We can of course get much more complicated (if you want to refer to a message from the same package you must not mention the package name):

#request constants
int8 FOO=1
int8 BAR=2
#request fields
int8 foobar
another_pkg/AnotherMessage msg
---
#response constants
uint32 SECRET=123456
#response fields
another_pkg/YetAnotherMessage val
CustomMessageDefinedInThisPackage value
uint32 an_integer

You cannot embed another service inside of a service.
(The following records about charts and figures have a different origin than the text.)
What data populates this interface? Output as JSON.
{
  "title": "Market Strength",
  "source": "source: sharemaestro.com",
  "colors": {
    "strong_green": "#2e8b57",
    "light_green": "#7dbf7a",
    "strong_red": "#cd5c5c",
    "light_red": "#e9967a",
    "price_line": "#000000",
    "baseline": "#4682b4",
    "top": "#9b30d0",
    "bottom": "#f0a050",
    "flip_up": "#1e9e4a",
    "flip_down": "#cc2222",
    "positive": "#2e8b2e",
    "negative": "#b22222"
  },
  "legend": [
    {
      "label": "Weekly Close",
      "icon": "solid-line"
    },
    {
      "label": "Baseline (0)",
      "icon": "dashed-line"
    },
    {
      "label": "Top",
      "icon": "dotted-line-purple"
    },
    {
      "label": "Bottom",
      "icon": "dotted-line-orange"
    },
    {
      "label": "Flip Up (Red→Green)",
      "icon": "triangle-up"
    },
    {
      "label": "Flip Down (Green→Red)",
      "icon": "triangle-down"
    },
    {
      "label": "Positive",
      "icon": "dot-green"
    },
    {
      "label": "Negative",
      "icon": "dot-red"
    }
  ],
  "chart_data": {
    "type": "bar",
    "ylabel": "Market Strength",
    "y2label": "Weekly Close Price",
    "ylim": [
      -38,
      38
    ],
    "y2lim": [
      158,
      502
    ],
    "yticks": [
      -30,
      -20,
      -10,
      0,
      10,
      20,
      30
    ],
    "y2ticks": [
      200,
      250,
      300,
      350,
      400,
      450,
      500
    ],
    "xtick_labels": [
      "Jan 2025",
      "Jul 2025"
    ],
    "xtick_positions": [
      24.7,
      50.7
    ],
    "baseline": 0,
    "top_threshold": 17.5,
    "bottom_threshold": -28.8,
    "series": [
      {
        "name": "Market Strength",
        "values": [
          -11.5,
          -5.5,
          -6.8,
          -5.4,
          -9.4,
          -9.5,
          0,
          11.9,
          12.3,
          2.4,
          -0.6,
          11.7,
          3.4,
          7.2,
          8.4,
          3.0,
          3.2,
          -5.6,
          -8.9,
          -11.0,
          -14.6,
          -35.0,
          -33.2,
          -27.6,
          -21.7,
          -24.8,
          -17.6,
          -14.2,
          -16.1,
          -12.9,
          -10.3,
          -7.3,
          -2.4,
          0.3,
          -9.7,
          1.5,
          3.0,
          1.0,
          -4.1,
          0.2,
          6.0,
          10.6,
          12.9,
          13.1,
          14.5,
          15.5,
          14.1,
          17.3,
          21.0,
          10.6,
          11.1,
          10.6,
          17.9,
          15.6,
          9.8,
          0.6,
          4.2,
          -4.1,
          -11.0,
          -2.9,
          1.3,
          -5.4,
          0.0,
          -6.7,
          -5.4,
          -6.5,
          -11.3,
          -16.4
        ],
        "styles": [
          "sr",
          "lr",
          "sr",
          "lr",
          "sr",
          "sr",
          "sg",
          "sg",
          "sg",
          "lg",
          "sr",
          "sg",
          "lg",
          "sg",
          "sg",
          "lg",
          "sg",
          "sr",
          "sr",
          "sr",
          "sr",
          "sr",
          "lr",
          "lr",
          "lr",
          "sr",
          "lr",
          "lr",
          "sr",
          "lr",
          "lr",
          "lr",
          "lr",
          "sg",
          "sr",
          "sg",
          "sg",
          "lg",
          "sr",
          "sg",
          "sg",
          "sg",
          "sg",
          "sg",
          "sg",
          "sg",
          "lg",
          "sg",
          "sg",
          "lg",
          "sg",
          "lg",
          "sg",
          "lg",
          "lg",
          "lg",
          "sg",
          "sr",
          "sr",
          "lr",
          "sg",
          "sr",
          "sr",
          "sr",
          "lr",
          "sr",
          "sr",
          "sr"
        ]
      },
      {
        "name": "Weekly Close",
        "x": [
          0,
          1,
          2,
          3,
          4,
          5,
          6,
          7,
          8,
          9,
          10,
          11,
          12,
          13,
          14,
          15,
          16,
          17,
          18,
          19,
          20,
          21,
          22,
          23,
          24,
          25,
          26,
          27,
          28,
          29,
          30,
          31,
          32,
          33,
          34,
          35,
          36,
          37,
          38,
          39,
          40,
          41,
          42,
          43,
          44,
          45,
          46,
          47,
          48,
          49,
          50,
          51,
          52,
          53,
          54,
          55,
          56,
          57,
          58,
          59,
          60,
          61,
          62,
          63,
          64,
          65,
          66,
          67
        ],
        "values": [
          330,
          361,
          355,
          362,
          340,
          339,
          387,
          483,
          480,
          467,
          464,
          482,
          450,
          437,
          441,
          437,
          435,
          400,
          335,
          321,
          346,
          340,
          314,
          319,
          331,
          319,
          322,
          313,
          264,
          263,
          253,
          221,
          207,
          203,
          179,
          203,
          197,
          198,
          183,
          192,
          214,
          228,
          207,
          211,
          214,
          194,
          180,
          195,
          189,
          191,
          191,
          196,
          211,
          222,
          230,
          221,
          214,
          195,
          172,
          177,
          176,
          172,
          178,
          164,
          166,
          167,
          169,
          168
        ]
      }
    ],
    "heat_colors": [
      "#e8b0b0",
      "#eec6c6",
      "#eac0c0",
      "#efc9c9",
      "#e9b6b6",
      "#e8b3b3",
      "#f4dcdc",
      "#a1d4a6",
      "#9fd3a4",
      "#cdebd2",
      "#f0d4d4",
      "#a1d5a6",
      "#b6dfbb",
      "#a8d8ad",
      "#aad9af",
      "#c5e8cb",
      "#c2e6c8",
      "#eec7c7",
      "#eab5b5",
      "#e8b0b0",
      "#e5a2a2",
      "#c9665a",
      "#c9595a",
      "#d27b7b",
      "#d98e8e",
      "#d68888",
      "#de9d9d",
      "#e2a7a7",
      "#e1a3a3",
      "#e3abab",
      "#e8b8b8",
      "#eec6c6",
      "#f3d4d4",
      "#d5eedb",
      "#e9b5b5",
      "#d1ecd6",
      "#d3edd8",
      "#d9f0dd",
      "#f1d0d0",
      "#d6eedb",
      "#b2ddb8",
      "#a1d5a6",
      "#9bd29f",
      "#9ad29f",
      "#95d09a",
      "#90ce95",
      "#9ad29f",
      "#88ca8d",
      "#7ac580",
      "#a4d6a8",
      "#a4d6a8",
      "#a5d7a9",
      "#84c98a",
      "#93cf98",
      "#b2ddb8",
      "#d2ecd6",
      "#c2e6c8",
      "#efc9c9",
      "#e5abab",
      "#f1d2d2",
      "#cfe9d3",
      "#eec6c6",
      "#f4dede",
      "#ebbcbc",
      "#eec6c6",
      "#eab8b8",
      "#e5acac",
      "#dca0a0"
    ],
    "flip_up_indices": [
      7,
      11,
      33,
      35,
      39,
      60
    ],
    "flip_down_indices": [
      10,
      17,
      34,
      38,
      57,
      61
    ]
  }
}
4. New features in ROS 2 interfaces

The ROS 2 IDL is closely related to the ROS 1 IDL. Most existing ROS 1 .msg and .srv files should be usable as-is with ROS 2. Atop ROS 1’s existing feature set, the ROS 2 IDL introduces some new features, namely:

  • bounded arrays: Whereas the ROS 1 IDL allows unbounded arrays (e.g., int32[] foo) and fixed-size arrays (e.g., int32[5] bar), the ROS 2 IDL further allows bounded arrays (e.g., int32[<=5] bat). There are use cases in which it’s important to be able to place an upper bound on the size of an array without committing to always using that much space (e.g., in a real-time system in which you need to preallocate all memory that will be used during execution).

  • bounded strings: Whereas the ROS 1 IDL allows unbounded strings (e.g., string foo), the ROS 2 IDL further allows bounded strings (e.g., string<=5 bar).

  • default values: Whereas the ROS 1 IDL allows constant fields (e.g., int32 X=123), the ROS 2 IDL further allows default values to be specified (e.g., int32 X 123). The default value is used when constructing a message/service object and can be subsequently overridden by assigning to the field. You can also specify default values for action parts.